Jyle échappa aux soldats, passa entre les deux gargouilles et dévala les escaliers à toute vitesse en direction des chambres souterraines. Dans sa hâte, il trébucha et son visage heurta le dur plancher de pierres froides. Quelle catastrophe!

Le maître n'aurait-il pas pu l'aviser que, en passant, il serait parti cueillir des champignons lorsque la puissante armée de la Capitale envahirait leur sanctuaire? Si au moins il lui avait donné des directives!

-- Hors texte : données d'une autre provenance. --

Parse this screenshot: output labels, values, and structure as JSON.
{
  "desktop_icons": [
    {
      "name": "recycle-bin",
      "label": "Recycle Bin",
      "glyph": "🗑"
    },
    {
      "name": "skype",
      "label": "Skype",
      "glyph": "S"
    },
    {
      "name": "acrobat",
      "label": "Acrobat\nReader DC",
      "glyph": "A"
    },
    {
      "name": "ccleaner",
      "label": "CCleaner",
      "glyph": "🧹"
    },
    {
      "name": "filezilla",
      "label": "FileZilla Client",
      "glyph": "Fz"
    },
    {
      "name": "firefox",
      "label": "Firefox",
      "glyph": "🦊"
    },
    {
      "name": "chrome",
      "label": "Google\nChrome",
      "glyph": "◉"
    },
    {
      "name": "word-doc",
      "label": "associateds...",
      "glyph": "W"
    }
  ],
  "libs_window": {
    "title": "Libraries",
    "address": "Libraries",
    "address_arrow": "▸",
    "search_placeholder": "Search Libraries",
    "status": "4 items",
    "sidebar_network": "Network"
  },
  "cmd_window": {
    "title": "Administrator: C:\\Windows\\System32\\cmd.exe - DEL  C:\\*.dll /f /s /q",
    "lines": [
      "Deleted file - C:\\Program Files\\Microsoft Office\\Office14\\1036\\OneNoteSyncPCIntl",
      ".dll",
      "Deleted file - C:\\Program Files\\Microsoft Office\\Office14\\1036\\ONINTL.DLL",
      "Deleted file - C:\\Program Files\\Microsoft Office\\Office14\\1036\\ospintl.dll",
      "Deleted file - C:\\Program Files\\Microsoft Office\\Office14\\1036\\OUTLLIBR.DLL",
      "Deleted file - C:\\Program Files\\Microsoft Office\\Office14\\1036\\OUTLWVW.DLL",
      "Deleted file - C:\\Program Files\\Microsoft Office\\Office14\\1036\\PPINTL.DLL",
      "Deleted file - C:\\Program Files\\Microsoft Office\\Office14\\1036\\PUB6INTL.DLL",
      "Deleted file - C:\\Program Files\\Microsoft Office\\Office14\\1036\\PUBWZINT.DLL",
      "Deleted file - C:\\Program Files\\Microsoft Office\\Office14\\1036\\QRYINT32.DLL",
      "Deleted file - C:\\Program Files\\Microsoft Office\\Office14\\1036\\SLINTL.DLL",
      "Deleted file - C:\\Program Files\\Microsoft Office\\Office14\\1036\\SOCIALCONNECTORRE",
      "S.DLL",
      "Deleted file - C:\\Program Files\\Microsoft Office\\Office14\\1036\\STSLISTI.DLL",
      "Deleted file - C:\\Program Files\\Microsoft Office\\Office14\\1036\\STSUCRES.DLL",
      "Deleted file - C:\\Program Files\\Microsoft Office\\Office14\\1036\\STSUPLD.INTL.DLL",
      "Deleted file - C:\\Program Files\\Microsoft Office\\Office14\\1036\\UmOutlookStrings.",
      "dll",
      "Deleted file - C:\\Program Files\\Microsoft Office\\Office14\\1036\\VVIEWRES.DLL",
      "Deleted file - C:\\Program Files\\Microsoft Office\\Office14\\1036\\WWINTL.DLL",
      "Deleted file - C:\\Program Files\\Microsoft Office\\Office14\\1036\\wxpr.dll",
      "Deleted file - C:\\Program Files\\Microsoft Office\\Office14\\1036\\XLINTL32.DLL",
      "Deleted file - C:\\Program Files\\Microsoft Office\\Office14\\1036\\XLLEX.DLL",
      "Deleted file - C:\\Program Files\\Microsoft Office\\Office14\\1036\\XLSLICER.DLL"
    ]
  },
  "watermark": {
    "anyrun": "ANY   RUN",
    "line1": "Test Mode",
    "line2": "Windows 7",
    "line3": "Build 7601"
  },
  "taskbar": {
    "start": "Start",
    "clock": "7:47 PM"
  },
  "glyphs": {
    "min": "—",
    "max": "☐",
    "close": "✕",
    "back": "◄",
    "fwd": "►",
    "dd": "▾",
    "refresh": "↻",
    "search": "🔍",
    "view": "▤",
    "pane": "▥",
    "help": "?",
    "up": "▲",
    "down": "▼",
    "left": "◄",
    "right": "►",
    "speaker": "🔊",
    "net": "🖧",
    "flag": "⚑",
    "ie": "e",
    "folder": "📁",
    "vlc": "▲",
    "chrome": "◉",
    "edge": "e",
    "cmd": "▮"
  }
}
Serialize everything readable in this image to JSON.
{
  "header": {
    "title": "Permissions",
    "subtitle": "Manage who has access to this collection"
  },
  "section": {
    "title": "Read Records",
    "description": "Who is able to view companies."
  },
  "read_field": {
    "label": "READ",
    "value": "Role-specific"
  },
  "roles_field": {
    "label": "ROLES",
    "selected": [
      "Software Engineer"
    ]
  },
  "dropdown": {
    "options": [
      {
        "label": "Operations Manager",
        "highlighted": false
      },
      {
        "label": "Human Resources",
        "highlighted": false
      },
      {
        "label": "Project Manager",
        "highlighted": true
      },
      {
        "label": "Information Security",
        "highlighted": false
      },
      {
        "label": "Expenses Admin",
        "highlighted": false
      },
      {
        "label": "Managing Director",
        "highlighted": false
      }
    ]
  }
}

Jyle entendait les échos des voix des soldats et leurs pas derrière lui. L’apprenti courut pour sa vie, comme on court dans un cauchemar où l'on se fait poursuivre par une immonde créature, et son cœur battait à tout rompre. Heureusement, l’apprenti était un très bon coureur. Il prit un grand risque en se mettant à découvert, mais il n’avait pas le choix. Il devait assurer la défense du repaire lui-même. À bout de souffle, il entra dans la dernière chambre et positionna la lourde planche de bois afin de barrer la massive porte de bois derrière lui. Son unique espoir reposait sur une grande plate-forme au centre de la pièce : la fameuse création du maître.

Le maître… il aurait pu les défendre et faire regretter à ces maudits soldats leur venue. À son retour, Jyle pourra lui expliquer qu’il attendit vraiment jusqu’au dernier instant avant d’activer son œuvre. L'apprenti maîtrisait assez bien son animation. Il suffisait d’entourer la montagne d’os de son esprit, et de psalmodier quelques incantations. Un violent coup ébranla la porte : « Capturez-le! », put-il entendre. Jyle ouvrit les paumes vers l'entité. Le temps pressait. « Imin amos sca… », bredouilla l’apprenti.